Review written by Georgia Malpartida

Special Correspondent, Carina Cleary, age 6, contributed to this article.

 

Paddington 2 is based on the series of children’s stories written by Michael Bond.

The movie opens with a memory from Paddington’s early life and how he came to bond so deeply with his Aunt Lucy and Uncle Pastuzo, even though he now lives far away in London with the Brown family. In London we see Paddington has a very close bond with the members of the Brown family, all of which are developing special interests in their spare time. The community of friendship in Paddington’s surroundings is also evident in the neighborhood.

The story line unfolds by revealing Paddington’s desire to purchase a pop-up book of London for his Aunt Lucy’s birthday. The book is currently being sold at a local antique shop so Paddington decides to work a number of odd jobs in order to purchase the book for his aunt.
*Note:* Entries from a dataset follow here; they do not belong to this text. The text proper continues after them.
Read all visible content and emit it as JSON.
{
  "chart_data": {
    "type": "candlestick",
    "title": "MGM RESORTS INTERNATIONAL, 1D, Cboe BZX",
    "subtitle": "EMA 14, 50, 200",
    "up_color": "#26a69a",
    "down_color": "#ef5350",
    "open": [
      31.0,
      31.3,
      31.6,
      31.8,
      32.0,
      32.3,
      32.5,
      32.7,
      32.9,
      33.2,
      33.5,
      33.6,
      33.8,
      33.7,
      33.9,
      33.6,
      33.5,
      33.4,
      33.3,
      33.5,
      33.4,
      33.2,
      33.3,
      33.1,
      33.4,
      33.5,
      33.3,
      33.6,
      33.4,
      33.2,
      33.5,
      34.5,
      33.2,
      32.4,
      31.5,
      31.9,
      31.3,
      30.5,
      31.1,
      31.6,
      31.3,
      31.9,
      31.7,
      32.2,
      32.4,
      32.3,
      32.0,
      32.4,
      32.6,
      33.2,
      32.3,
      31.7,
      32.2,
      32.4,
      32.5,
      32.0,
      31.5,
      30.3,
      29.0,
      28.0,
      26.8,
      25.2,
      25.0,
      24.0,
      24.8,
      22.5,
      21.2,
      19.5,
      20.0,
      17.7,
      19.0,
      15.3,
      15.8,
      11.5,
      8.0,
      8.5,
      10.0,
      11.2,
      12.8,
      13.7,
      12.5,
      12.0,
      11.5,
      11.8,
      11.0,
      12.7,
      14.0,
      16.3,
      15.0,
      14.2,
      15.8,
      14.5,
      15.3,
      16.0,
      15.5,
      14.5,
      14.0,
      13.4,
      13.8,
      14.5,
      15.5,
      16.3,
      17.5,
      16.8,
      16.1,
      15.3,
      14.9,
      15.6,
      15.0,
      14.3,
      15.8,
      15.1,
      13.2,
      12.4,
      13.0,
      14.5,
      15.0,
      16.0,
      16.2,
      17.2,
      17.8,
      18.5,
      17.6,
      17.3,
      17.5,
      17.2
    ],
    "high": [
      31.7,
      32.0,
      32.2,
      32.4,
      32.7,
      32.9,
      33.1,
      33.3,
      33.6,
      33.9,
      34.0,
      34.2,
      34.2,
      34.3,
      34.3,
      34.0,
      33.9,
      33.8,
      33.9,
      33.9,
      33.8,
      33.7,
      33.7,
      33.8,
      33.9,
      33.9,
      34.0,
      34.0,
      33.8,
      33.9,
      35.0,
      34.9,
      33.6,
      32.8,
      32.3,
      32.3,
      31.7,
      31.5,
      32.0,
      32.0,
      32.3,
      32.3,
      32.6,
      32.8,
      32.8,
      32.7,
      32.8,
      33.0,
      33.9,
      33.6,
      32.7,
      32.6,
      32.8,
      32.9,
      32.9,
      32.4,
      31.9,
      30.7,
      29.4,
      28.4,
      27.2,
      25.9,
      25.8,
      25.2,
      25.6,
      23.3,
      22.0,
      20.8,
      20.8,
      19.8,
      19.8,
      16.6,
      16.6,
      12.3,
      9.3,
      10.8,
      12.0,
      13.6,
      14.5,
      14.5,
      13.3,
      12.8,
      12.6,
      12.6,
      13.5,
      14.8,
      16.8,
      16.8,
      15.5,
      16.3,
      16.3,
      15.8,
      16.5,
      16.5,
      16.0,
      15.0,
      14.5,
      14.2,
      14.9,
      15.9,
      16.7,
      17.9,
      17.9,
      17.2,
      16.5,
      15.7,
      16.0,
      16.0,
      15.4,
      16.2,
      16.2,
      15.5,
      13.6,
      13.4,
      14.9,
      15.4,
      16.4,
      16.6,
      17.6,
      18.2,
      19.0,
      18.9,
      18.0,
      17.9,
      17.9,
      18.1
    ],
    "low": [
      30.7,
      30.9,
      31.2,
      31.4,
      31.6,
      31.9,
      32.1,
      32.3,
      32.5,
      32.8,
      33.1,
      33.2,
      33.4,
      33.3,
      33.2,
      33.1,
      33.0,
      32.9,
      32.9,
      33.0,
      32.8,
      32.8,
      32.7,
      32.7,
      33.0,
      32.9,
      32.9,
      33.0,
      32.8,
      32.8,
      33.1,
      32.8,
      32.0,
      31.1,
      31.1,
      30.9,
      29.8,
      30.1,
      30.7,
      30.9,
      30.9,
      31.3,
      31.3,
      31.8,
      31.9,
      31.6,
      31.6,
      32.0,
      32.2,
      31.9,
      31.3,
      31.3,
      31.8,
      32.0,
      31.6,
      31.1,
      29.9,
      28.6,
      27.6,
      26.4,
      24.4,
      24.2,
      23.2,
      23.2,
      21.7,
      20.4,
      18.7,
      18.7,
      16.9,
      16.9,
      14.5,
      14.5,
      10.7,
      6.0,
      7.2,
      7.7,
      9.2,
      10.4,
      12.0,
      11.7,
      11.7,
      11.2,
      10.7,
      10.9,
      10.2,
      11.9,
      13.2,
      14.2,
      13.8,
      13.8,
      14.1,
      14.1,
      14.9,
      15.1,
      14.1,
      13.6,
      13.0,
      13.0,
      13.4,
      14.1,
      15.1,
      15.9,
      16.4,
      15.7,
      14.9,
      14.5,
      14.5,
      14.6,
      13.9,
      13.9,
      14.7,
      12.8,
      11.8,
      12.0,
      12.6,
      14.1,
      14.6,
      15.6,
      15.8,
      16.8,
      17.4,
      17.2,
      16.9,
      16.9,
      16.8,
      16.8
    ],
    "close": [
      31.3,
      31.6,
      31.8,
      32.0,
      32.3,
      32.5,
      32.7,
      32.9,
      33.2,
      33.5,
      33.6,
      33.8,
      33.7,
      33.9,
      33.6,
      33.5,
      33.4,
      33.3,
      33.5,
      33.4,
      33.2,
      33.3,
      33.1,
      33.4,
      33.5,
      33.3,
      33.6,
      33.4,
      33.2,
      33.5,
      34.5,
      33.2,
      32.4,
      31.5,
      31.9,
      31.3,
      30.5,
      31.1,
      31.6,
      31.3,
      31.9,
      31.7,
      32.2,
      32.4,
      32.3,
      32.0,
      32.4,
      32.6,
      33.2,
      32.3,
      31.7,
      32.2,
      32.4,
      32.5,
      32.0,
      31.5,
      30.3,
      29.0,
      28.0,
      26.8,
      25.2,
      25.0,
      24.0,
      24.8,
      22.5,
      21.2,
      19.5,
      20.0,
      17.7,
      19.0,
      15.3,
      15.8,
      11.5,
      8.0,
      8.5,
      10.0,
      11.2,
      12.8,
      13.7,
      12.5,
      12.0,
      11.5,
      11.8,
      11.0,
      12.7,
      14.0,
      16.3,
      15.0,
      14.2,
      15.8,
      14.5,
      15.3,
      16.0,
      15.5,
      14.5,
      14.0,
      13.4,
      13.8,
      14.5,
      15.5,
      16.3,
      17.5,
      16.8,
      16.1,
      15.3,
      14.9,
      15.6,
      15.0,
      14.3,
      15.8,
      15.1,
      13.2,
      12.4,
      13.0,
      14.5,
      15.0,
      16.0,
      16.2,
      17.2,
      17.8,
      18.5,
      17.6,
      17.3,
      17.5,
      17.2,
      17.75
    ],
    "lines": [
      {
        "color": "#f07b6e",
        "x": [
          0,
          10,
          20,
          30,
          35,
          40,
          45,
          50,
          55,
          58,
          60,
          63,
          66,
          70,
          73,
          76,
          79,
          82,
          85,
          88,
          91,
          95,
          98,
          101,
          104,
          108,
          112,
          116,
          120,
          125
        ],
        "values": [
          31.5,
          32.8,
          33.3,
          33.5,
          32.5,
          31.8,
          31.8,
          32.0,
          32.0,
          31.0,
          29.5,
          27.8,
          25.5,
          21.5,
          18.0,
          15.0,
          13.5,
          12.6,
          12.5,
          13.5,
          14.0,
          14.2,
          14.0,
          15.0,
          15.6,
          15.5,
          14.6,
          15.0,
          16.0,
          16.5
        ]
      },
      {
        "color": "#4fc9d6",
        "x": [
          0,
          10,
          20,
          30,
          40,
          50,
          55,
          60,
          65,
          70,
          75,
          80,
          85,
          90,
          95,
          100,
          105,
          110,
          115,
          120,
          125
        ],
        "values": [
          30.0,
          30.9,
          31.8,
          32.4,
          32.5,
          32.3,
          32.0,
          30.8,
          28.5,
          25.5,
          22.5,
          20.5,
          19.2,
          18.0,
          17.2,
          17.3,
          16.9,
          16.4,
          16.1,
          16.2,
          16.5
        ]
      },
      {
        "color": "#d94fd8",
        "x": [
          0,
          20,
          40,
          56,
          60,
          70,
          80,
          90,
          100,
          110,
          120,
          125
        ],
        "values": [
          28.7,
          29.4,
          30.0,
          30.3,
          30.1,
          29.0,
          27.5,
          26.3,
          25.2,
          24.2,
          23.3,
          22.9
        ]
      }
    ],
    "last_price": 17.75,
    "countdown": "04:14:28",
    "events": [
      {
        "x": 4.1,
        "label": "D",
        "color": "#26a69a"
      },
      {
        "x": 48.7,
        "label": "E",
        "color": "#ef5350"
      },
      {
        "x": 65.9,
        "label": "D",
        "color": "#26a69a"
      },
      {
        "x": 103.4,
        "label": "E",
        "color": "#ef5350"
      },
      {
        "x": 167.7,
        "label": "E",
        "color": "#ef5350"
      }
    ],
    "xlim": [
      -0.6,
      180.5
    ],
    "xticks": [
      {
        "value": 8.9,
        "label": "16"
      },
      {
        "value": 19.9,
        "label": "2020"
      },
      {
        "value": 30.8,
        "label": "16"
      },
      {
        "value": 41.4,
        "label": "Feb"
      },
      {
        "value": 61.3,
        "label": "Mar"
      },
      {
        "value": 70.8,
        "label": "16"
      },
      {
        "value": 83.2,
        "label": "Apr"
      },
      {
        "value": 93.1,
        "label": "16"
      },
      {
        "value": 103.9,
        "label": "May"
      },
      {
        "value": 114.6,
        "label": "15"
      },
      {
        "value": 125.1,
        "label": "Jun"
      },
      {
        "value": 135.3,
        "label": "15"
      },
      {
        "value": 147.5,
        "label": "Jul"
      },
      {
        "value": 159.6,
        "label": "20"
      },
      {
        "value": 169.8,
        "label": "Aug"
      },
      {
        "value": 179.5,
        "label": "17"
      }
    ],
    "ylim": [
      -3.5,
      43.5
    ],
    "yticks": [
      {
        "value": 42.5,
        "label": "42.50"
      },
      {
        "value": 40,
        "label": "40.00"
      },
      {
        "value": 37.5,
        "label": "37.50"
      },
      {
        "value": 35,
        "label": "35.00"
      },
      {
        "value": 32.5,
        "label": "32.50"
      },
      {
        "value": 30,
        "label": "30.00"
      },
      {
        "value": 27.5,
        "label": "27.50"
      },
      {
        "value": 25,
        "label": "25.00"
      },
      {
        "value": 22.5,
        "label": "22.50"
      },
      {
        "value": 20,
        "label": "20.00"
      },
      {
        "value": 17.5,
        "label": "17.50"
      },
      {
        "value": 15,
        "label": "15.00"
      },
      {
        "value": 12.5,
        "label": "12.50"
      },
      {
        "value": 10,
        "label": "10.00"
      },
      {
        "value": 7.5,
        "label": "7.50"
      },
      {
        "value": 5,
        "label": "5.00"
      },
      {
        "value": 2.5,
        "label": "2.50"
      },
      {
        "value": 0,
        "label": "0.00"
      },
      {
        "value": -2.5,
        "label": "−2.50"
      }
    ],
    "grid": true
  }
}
The book is stolen, and Paddington is wrongfully accused of being the thief. His journey to find the true criminal and recover the book takes us to the unlikely setting of a prison where Paddington charms his fellow inmates and creates an environment of joy and happiness. A key moment is when he befriends the mean chef of the prison by accidentally sharing his marmalade sandwich! Through Paddington’s developing friendships we learn more about the characters in the film and find ourselves reflecting on our perceptions of others.

The film is very appropriate for children and entertaining for adults! The value of friendships and a positive attitude shapes the plot line while entertaining us with high paced adventure sequences. From a prison break to train chases, Paddington and the Brown family never stop helping and caring for each other. The special talents the Brown family has acquired personally come in hand at important points in the film which demonstrates how important it is to pursue a variety of interests. Paddington’s ability to positively impact people is felt by the audience. It is a wonderful film for the whole family, with the hopeful message being: “If you’re kind and polite, the world will be right”.